Segundo o Código de Leis do Judaísmo, somos exortados a
honrar um convertido mais do que um indivíduo que nasceu judeu,
pois sua alma passou por uma prova muito mais rigorosa. O Rebe afirmava
que um candidato à conversão deveria ser encaminhado a um
rabino versado nas leis de conversão, pois saberemos se aquela
alma é de fato judia somente quando a conversão é
feita de acordo com a lei judaica. Esse é o único mecanismo
externo de que nós, mortais, dispomos para entender algo de natureza
espiritual, se a alma é ou não judia, pois se a conversão
não for “casher”, i.e. feita em conformidade com a
lei – halachá, jamais saberemos. Não é justo
para com o próprio “convertido”, pois nem mesmo ele
saberá quem realmente é.
Uma velha piada ilustra bem a questão. Em Portugal, durante a inquisição,
quando muitos judeus foram obrigados a converter-se ao catolicismo para
salvar suas vidas, numa certa sexta-feira santa, o bispo resolveu bater
à porta de Jacó para verificar se ele estaria descumprindo
a proibição de comer carne naquela noite.
Ao surpreender toda a família tomando sopa de galinha, o bispo
perguntou: “Jacó, você não sabe que comer galinha
hoje é pecado?”
Ao que o ‘cristão-novo’ respondeu: “Mas senhor,
isto é peixe!”.
“Como ousa enganar-me? Isto tem asas, penas, bico... é galinha”.
Mas Jacó insistiu: “É peixe.”
“Como você pode afirmar que é peixe?”, perguntou
o bispo.
Jacó respondeu: “Lembra-se de quando o senhor nos borrifou
com água benta e declarou que de agora em diante somos cristãos?
Fiz o mesmo com a galinha, joguei água benta nela e disse: daqui
para frente você é um peixe!”
Não reconhecer uma conversão que não foi feita segundo
a halachá não é discriminação e muito
menos preconceito por parte daquele que não a reconhece. Imaginemos
a seguinte situação: um amigo seu, corretor de seguros,
lhe vende um plano de saúde. Ele lhe garante que você terá
direito a tratar-se nos melhores hospitais, inclusive no Albert Einstein.
Você acredita nele, paga as mensalidades pontualmente por 20 anos,
até o dia em que fica doente e vai ao Hospital Albert Einstein
à procura de tratamento.
“Com este plano você não tem cobertura aqui”,
é o que lhe dizem lá.
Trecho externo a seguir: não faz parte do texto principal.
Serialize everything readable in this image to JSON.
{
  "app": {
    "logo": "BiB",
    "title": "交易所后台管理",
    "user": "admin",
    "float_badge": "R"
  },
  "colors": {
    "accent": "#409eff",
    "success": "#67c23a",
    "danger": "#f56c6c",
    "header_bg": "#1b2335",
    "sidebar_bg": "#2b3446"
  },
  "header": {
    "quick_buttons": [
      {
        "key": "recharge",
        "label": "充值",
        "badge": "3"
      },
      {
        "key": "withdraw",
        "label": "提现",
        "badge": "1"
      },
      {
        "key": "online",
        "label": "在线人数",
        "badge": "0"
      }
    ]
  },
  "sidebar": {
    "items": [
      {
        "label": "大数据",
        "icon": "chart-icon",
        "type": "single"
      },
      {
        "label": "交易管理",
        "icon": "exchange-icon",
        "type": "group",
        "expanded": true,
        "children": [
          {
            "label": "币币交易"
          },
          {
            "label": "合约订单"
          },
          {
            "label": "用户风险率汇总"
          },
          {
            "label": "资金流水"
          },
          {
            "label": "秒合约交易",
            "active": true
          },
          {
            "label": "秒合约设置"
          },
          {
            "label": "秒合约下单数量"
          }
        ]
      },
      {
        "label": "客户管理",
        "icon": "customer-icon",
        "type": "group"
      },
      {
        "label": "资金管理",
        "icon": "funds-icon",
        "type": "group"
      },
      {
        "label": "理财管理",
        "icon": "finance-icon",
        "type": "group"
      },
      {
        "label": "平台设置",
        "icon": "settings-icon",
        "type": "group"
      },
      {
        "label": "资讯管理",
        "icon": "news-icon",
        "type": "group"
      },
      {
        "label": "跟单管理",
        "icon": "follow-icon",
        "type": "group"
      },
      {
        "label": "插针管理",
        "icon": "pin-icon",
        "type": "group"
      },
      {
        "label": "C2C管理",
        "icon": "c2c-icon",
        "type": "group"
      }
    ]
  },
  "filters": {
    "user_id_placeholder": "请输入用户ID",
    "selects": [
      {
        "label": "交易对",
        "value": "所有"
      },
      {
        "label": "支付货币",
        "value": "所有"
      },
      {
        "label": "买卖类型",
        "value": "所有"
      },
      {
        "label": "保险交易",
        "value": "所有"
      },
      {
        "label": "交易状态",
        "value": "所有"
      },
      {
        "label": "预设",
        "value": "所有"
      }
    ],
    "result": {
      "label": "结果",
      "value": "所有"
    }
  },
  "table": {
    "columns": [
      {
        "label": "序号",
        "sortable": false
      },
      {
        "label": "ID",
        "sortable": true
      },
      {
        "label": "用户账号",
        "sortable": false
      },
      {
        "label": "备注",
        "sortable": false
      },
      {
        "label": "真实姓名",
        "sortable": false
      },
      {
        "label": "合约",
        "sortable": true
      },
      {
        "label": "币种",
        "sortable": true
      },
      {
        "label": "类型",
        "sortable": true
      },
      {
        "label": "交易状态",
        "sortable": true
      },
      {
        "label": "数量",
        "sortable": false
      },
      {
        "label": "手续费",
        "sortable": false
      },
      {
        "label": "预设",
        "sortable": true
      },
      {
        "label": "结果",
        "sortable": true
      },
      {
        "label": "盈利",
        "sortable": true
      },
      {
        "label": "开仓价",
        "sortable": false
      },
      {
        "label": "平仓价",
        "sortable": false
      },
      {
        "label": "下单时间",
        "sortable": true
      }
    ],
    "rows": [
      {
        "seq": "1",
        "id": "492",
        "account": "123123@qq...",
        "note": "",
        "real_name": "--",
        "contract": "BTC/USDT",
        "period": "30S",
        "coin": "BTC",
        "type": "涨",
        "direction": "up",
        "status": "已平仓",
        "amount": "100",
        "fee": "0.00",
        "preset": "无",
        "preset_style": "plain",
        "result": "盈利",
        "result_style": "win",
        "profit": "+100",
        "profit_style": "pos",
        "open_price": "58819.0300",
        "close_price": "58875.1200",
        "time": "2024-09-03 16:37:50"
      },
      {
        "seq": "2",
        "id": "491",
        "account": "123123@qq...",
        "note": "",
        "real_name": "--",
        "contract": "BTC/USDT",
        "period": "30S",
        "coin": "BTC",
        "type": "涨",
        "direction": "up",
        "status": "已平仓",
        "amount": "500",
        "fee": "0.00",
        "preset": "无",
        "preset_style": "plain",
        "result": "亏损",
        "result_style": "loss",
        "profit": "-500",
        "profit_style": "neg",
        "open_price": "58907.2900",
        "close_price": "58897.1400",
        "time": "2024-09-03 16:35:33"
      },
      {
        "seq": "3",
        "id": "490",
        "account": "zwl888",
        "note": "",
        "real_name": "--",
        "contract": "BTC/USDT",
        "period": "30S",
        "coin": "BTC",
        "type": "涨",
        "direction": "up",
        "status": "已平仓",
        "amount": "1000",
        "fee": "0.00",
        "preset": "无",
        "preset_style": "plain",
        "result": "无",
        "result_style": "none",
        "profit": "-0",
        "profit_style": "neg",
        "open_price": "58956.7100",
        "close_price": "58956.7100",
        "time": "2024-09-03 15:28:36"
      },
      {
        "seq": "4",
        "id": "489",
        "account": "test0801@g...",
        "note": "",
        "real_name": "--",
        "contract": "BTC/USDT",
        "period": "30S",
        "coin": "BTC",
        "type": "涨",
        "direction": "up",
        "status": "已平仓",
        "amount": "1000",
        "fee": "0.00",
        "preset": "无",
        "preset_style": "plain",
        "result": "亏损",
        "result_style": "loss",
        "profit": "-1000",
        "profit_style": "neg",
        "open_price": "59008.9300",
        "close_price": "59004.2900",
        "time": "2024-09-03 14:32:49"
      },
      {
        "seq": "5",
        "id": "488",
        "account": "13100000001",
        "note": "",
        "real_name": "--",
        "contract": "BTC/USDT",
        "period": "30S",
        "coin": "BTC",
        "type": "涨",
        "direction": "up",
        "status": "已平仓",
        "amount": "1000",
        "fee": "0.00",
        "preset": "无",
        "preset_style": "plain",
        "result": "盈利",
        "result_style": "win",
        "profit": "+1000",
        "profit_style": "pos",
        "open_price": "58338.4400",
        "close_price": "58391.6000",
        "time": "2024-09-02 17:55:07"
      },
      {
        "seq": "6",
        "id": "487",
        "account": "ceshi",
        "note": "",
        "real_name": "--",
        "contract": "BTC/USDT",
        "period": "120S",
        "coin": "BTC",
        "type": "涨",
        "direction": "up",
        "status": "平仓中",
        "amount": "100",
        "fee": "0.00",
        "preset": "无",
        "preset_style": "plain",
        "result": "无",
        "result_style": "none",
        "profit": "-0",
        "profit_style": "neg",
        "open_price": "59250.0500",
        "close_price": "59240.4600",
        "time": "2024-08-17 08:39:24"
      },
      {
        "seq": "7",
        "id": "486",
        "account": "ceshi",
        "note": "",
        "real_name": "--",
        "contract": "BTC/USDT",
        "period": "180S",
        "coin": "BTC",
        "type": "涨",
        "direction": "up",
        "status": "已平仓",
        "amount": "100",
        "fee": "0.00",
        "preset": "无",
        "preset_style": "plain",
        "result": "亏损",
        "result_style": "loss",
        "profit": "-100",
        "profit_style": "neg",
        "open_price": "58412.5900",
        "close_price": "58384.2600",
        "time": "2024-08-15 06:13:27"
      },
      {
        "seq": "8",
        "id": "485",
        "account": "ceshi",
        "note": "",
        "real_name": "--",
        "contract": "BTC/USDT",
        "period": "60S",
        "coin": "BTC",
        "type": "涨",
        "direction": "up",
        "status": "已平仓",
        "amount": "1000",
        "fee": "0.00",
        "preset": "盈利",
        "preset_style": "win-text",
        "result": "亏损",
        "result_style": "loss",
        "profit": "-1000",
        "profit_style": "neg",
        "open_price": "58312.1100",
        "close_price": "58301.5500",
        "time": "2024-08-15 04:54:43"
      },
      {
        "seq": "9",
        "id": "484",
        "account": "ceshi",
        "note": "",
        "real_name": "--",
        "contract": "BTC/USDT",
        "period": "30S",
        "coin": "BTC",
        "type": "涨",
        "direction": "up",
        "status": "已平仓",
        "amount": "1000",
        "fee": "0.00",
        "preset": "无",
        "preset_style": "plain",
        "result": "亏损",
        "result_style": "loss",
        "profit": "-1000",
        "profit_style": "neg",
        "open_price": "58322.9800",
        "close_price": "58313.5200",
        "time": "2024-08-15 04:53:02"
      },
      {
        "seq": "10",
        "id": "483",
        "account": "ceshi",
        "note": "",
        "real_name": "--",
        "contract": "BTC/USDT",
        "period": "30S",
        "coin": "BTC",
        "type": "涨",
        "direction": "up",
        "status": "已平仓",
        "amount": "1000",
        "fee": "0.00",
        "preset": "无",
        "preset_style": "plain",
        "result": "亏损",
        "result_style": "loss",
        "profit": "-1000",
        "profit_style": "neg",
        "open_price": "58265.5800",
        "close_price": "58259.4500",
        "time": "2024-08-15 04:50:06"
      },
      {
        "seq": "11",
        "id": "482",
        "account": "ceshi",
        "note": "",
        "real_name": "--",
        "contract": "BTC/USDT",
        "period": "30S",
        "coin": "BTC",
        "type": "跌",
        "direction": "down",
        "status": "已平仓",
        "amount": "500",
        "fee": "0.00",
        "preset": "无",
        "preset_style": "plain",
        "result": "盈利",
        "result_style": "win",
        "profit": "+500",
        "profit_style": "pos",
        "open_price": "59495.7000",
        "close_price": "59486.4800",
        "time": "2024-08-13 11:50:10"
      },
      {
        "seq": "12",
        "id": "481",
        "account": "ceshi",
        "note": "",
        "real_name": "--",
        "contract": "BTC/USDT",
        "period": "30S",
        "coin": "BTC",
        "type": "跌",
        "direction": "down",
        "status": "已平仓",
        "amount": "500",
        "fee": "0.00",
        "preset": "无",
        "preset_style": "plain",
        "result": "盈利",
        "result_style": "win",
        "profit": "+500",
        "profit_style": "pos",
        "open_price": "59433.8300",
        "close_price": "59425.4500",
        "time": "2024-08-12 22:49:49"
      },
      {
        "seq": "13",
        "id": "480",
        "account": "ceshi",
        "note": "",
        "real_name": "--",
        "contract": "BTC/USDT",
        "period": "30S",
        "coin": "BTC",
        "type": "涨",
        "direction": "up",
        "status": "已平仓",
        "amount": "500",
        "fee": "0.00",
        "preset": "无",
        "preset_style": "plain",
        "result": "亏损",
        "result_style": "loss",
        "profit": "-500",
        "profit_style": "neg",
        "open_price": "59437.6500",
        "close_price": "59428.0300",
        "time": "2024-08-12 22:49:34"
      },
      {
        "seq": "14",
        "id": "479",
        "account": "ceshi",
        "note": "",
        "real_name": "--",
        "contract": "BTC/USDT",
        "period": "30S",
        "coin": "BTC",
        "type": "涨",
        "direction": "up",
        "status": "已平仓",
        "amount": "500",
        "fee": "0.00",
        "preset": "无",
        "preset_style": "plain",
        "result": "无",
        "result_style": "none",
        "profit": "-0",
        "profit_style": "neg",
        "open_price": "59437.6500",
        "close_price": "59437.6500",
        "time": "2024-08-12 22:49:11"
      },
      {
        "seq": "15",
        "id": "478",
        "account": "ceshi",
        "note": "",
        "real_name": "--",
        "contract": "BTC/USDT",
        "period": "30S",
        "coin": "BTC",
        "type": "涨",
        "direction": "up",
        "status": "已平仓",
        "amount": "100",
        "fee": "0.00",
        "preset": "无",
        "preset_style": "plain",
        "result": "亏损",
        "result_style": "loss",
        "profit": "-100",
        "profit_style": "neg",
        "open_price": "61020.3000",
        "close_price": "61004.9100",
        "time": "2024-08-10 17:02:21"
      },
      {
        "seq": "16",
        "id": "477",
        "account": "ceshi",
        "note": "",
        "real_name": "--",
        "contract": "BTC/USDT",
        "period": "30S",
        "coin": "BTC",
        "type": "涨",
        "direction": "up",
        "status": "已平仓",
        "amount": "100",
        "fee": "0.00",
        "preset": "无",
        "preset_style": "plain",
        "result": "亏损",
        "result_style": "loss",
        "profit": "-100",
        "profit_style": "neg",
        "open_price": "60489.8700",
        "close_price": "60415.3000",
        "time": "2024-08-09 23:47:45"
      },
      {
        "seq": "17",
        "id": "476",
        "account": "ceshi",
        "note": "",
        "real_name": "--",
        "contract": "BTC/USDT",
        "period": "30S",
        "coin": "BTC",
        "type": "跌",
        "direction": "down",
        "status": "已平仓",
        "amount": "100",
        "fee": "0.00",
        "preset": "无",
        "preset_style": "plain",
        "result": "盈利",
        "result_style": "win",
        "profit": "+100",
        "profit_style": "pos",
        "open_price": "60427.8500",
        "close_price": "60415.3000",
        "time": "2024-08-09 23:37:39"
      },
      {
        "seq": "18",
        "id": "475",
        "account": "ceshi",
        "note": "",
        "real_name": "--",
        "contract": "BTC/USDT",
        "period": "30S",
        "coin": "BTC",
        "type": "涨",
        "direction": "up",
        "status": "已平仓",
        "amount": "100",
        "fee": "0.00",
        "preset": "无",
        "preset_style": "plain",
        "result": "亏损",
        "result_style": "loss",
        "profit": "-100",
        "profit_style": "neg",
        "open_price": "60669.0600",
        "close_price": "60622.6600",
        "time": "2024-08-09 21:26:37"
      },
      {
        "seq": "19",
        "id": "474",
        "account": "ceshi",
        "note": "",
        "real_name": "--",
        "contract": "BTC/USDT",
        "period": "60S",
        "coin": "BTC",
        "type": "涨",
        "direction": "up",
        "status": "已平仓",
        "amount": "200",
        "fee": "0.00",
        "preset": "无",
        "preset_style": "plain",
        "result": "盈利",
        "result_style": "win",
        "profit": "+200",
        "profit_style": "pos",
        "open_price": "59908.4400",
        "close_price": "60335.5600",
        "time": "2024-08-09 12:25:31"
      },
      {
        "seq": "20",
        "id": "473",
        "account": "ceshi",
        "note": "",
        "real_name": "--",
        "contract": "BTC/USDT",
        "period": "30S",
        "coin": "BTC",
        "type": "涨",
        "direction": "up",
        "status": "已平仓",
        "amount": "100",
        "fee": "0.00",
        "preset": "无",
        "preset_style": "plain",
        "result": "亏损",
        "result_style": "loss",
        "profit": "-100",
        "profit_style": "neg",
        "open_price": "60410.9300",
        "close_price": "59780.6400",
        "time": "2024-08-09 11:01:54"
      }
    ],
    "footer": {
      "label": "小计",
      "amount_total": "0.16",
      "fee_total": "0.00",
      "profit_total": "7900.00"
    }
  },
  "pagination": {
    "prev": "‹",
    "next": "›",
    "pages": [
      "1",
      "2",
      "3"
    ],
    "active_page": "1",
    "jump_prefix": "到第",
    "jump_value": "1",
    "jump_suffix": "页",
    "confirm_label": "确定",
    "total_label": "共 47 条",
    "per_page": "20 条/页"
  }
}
Revoltado, você grita furioso:
“Paguei a vida inteira, e agora, quando eu mais preciso, vocês
me abandonam? Isso é discriminação e preconceito!”
Pensemos juntos: de quem é a culpa? Do hospital ou do vendedor
de seguros? Do rabino tradicional ou de quem oferece uma “conversão
com desconto” sem alertar o candidato sobre um crescente segmento
de escolas, sinagogas e judeus que não a aceitam?